"SKANDAL"-Rufe im Gericht. Die Mutter des zu Tode gequälten Kindes schon in zwei Jahren frei.

Irene Preisinger

Memmingen

Die Peiniger der kleinen Karolina hörten ihre Strafe ohne jede Gefühlsregung, als das Landgericht Memmingen gestern nachmittag die Urteile verkündete: Zehn Jahre und drei Monate muß Mehmet A. hinter Gitter und auf unbestimmte Zeit in die Psychiatrie. Seine Ex-Freundin Zaneta C., die Mutter von Karolina, bekam fünfeinhalb Jahre Haft.
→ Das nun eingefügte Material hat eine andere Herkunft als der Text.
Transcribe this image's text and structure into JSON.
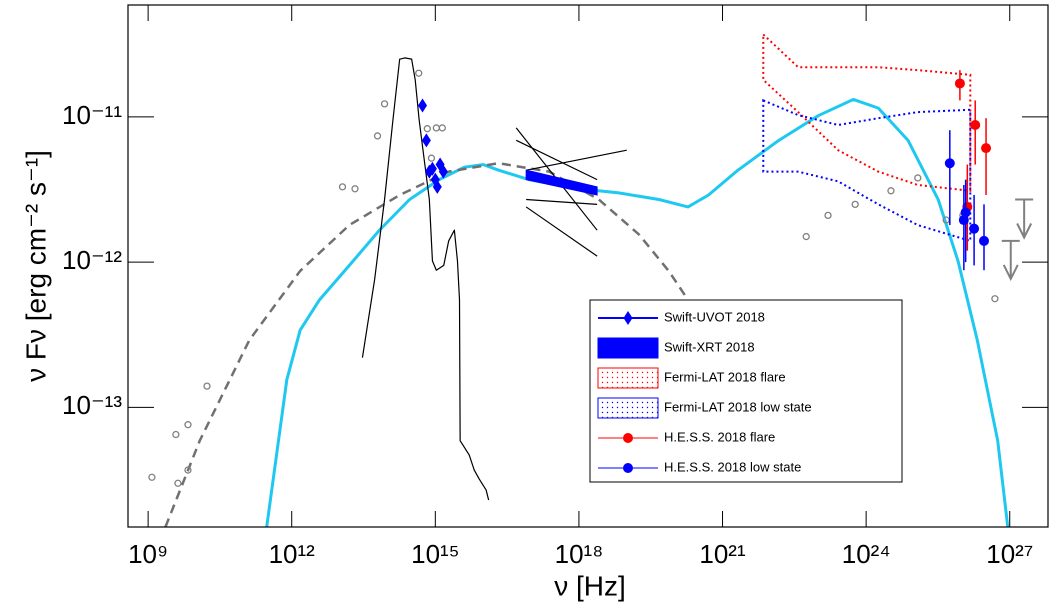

Die Zuschauer im Gerichtssaal reagierten empört. "Das ist ein Skandal", ruft eine junge Frau. "Das war Mord", ergänzt eine ältere Dame. Vereinzelt sind "Pfui"-Rufe zu hören. "Solche sollte man lebenslang einsperren", sagt ein Mann.

Doch das Gericht wertete das Martyrium, das die kleine Karolina in ihren letzten Lebenstagen erleiden mußte, nicht als Mord, sondern als Körperverletzung mit Todesfolge. Der Vorsitzende Richter Götz Helms in seiner Urteilsbegründung: "Eine direkte Tötungsabsicht ist Mehmet A. nicht nachzuweisen." Das Gericht ging bei ihm zudem von verminderter Schuldfähigkeit aus, weil ein Gutachter dem Türken schwere seelische Abartigkeit und sadistische Züge attestierte. Nach drei Jahren im Gefängnis muß Mehmet A. zur Behandlung in eine psychiatrische Anstalt - so lange, bis er geheilt ist. Der Richter: "Es besteht die Gefahr, daß er weiter für die Allgemeinheit gefährlich ist." Zu Zaneta C. sagte er: "Sie haben die Pflicht einer Mutter verletzt, ihr Kind zu beschützen. Sie haben auf Grund eigenen Mitverschuldens ihr Kind verloren, was sie ein Leben lang spüren werden." Ihr Verteidiger Ralf Schönauer, der sogar Freispruch gefordert hatte, zeigte sich zufrieden: "Meine Mandantin sitzt bereits seit Januar 2004 hinter Gittern. Da muß sie nur noch gut zwei Jahre verbüßen."

Der früher drogensüchtige Mehmet A. ist mehrfach wegen Gewalt- und Körperverletzungsdelikten vorbestraft und hat 16 erfolglose Therapieversuche hinter sich. Richter Helms: "Karolina muß in den letzten Tagen ihres Lebens Höllenqualen gelitten haben." Immer wieder kamen während der sieben Verhandlungstage schauerlichste Details ans Licht. Der Türke schlug die Tochter seiner polnischen Freundin grün und blau: mit der Hand, einem Stock oder einem Gürtel. Er riß ihr büschelweise Haare aus, drückte Zigaretten auf ihrer Haut aus, übergoß sie mit kochendem Wasser und verbrannte ihren Körper mit erhitzten Verschlüssen von Methadon-Flaschen. Mehmet A., der die Verhandlung stets mit versteinerter Miene verfolgte, betonte aber in seinem letzten Wort vor Gericht: "Ich wollte niemals, daß Karolina stirbt. Es war ein Unfall."

Kurz vor ihrem Tod rasierte das Pärchen der Dreijährigen die Haare ab. Nach weiteren Folterungen schlug Mehmet sie bewußtlos. Das sterbende Kleinkind wurde am 5. Januar 2004 in einer Kliniktoilette in Weißenhorn (Bayern) gefunden: nackt, kahlgeschoren und von Wunden übersät. Karolina starb zwei Tage später an einer Gehirnblutung.